Noa cast her attention over the Fallen, her sisters. Tonight, the Brethren would have no idea who they were, who knew exactly what secret sect lived under the cover of the wider Catholic Church. Who planned to destroy them.
The key to their attacks was anonymity. No one could see their faces. Their attacks must be done in such a way that they couldn’t be traced.
Noa’s eyes found Diel standing beside Sela. Like the Coven, the Fallen had yet to cover their faces. Heat spread through Noa at the sight of him in leather. Diel’s eyes were alert and focused, full of energy for their upcoming kills.
Noa sauntered toward him; he watched her every step. He rarely took his attention from her these days. Diel reached for her, threaded his arm around her waist and pulled her against his chest. He crushed his mouth to hers.
When he withdrew, Noa pressed her hand to his stubbled cheek. “Hello, pretty monster.” She traced her finger down his leather-covered chest and further down. He grunted when the tip of her finger brushed over his cock. “I like you in leather.”
Noa could feel the kinetic energy bouncing among the Fallen.
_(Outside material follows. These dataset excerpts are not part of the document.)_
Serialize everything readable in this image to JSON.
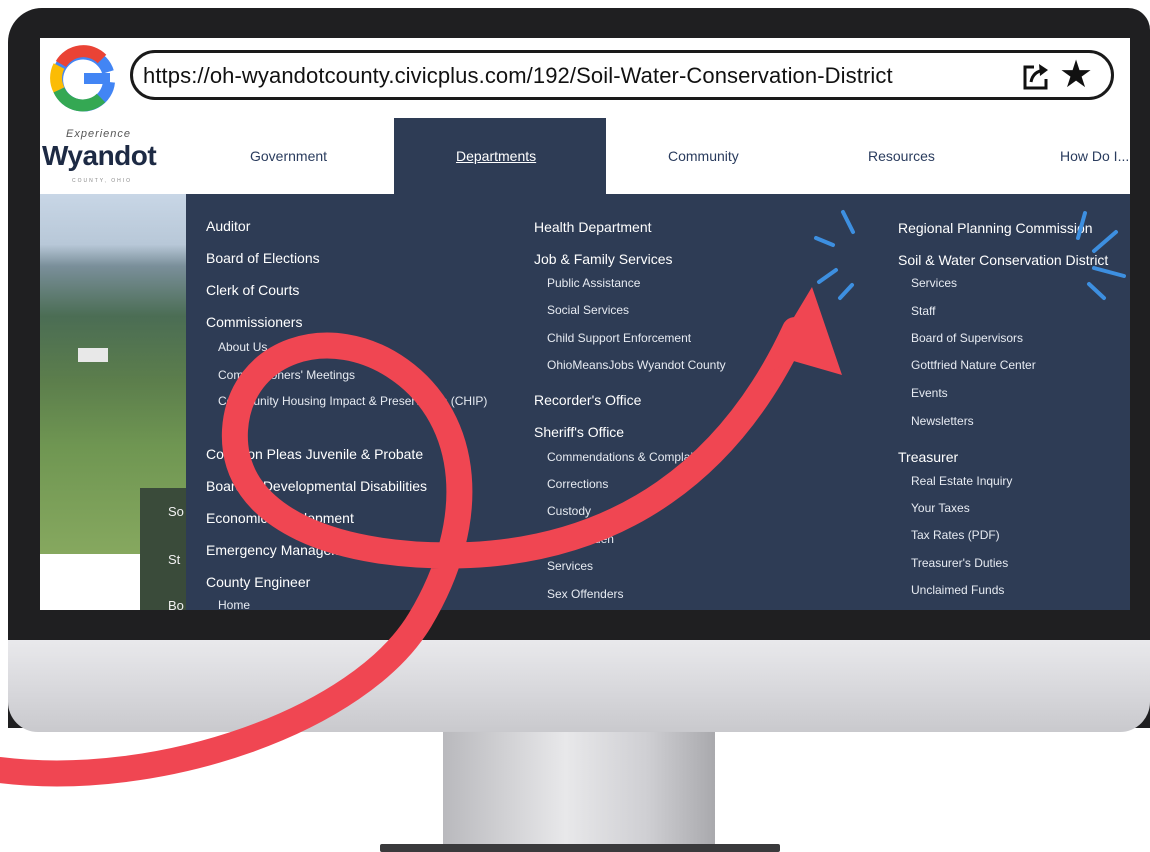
{
  "browser": {
    "url": "https://oh-wyandotcounty.civicplus.com/192/Soil-Water-Conservation-District",
    "icons": [
      "google-g-icon",
      "share-icon",
      "star-icon"
    ]
  },
  "site": {
    "logo_small": "Experience",
    "logo_main": "Wyandot",
    "logo_tag": "COUNTY, OHIO"
  },
  "nav": {
    "government": "Government",
    "departments": "Departments",
    "community": "Community",
    "resources": "Resources",
    "how_do_i": "How Do I..."
  },
  "side_panel": [
    "So",
    "St",
    "Bo"
  ],
  "menu": {
    "col1": {
      "auditor": "Auditor",
      "board_elections": "Board of Elections",
      "clerk_courts": "Clerk of Courts",
      "commissioners": "Commissioners",
      "about_us": "About Us",
      "commissioners_meetings": "Commissioners' Meetings",
      "chip": "Community Housing Impact & Preservation (CHIP)",
      "common_pleas": "Common Pleas Juvenile & Probate",
      "board_dd": "Board of Developmental Disabilities",
      "economic_dev": "Economic Development",
      "emergency": "Emergency Management",
      "county_engineer": "County Engineer",
      "home": "Home"
    },
    "col2": {
      "health": "Health Department",
      "jfs": "Job & Family Services",
      "public_assistance": "Public Assistance",
      "social_services": "Social Services",
      "child_support": "Child Support Enforcement",
      "ohiomeansjobs": "OhioMeansJobs Wyandot County",
      "recorder": "Recorder's Office",
      "sheriff": "Sheriff's Office",
      "commendations": "Commendations & Complaints",
      "corrections": "Corrections",
      "custody": "Custody",
      "dog_warden": "Dog Warden",
      "services": "Services",
      "sex_offenders": "Sex Offenders"
    },
    "col3": {
      "regional_planning": "Regional Planning Commission",
      "soil_water": "Soil & Water Conservation District",
      "services": "Services",
      "staff": "Staff",
      "board_supervisors": "Board of Supervisors",
      "gottfried": "Gottfried Nature Center",
      "events": "Events",
      "newsletters": "Newsletters",
      "treasurer": "Treasurer",
      "real_estate": "Real Estate Inquiry",
      "your_taxes": "Your Taxes",
      "tax_rates": "Tax Rates (PDF)",
      "treasurer_duties": "Treasurer's Duties",
      "unclaimed": "Unclaimed Funds"
    }
  },
  "colors": {
    "menu_bg": "#2e3c55",
    "arrow": "#f04652",
    "highlight": "#3d8fe0",
    "nav_text": "#2a3c5e"
  }
}
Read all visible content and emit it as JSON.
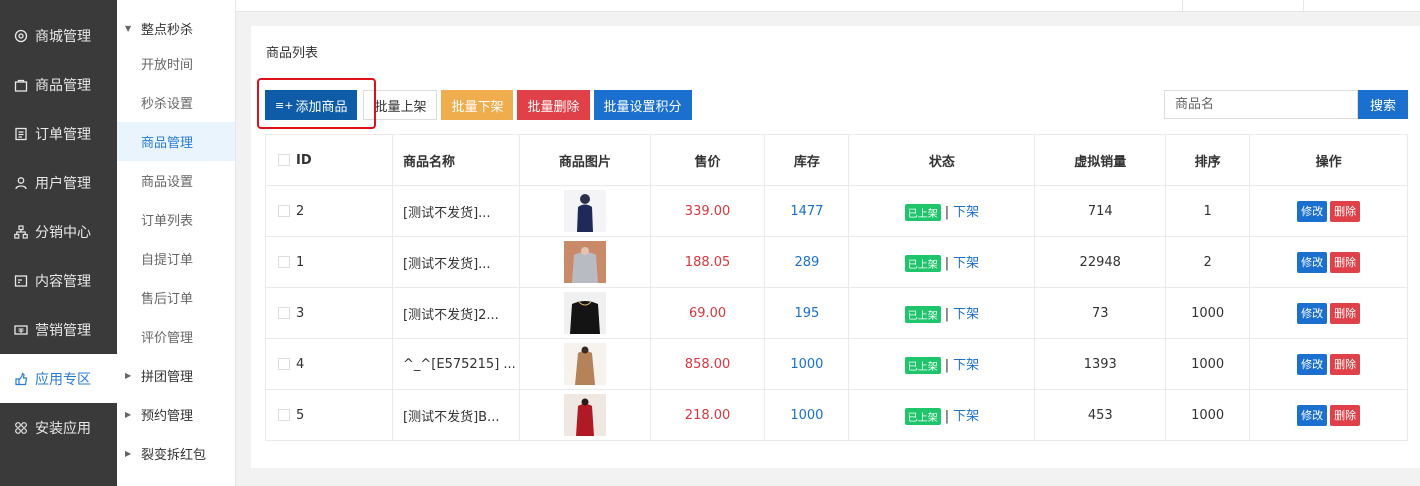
{
  "nav": [
    {
      "label": "商城管理",
      "icon": "settings-icon"
    },
    {
      "label": "商品管理",
      "icon": "bag-icon"
    },
    {
      "label": "订单管理",
      "icon": "document-icon"
    },
    {
      "label": "用户管理",
      "icon": "user-icon"
    },
    {
      "label": "分销中心",
      "icon": "network-icon"
    },
    {
      "label": "内容管理",
      "icon": "content-icon"
    },
    {
      "label": "营销管理",
      "icon": "ticket-icon"
    },
    {
      "label": "应用专区",
      "icon": "hand-icon"
    },
    {
      "label": "安装应用",
      "icon": "grid-icon"
    }
  ],
  "sub_menu": {
    "group_open": "整点秒杀",
    "items": [
      "开放时间",
      "秒杀设置",
      "商品管理",
      "商品设置",
      "订单列表",
      "自提订单",
      "售后订单",
      "评价管理"
    ],
    "groups": [
      "拼团管理",
      "预约管理",
      "裂变拆红包"
    ]
  },
  "card_title": "商品列表",
  "toolbar": {
    "add": "添加商品",
    "batch_on": "批量上架",
    "batch_off": "批量下架",
    "batch_delete": "批量删除",
    "batch_points": "批量设置积分"
  },
  "search": {
    "placeholder": "商品名",
    "button": "搜索"
  },
  "table": {
    "headers": [
      "ID",
      "商品名称",
      "商品图片",
      "售价",
      "库存",
      "状态",
      "虚拟销量",
      "排序",
      "操作"
    ],
    "rows": [
      {
        "id": "2",
        "name": "[测试不发货]...",
        "price": "339.00",
        "stock": "1477",
        "status": "已上架",
        "action": "下架",
        "virtual_sales": "714",
        "sort": "1",
        "edit": "修改",
        "delete": "删除"
      },
      {
        "id": "1",
        "name": "[测试不发货]...",
        "price": "188.05",
        "stock": "289",
        "status": "已上架",
        "action": "下架",
        "virtual_sales": "22948",
        "sort": "2",
        "edit": "修改",
        "delete": "删除"
      },
      {
        "id": "3",
        "name": "[测试不发货]2...",
        "price": "69.00",
        "stock": "195",
        "status": "已上架",
        "action": "下架",
        "virtual_sales": "73",
        "sort": "1000",
        "edit": "修改",
        "delete": "删除"
      },
      {
        "id": "4",
        "name": "^_^[E575215] ...",
        "price": "858.00",
        "stock": "1000",
        "status": "已上架",
        "action": "下架",
        "virtual_sales": "1393",
        "sort": "1000",
        "edit": "修改",
        "delete": "删除"
      },
      {
        "id": "5",
        "name": "[测试不发货]B...",
        "price": "218.00",
        "stock": "1000",
        "status": "已上架",
        "action": "下架",
        "virtual_sales": "453",
        "sort": "1000",
        "edit": "修改",
        "delete": "删除"
      }
    ]
  },
  "colors": {
    "primary": "#0e5ca8",
    "info": "#1a6fcf",
    "warning": "#f0ad4e",
    "danger": "#e04047",
    "success": "#1ec56b",
    "highlight": "#e0101a"
  }
}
Her mind drifted back to Priscilla. It used to be how they both felt before a kill. Priscilla would live for moments this. She would thrive here, among people with the same murderous preferences as hers.
Maria came out of the office. “The van is ready.” Her chin was tilted up, but Noa could tell she was nervous for them. Her eyes kept drifting back to Raphael. Maria would be staying at the manor. She was an integral part of the Fallen’s life, but her place wasn’t in the attacks. She was smart and sharp-minded. Her talents lay in the academic realm—the planning, the day-to-day scheduling of their lives.
Raphael walked toward Maria and took her into his embrace. “We’ll be back soon, little rose.”
“I know you will,” she whispered, betraying the nerves that were clearly shaking her to the bone. Raphael slung his arm around her neck and faced the Coven and Fallen. His mouth drifted to her ear, no doubt assuring her of his safety.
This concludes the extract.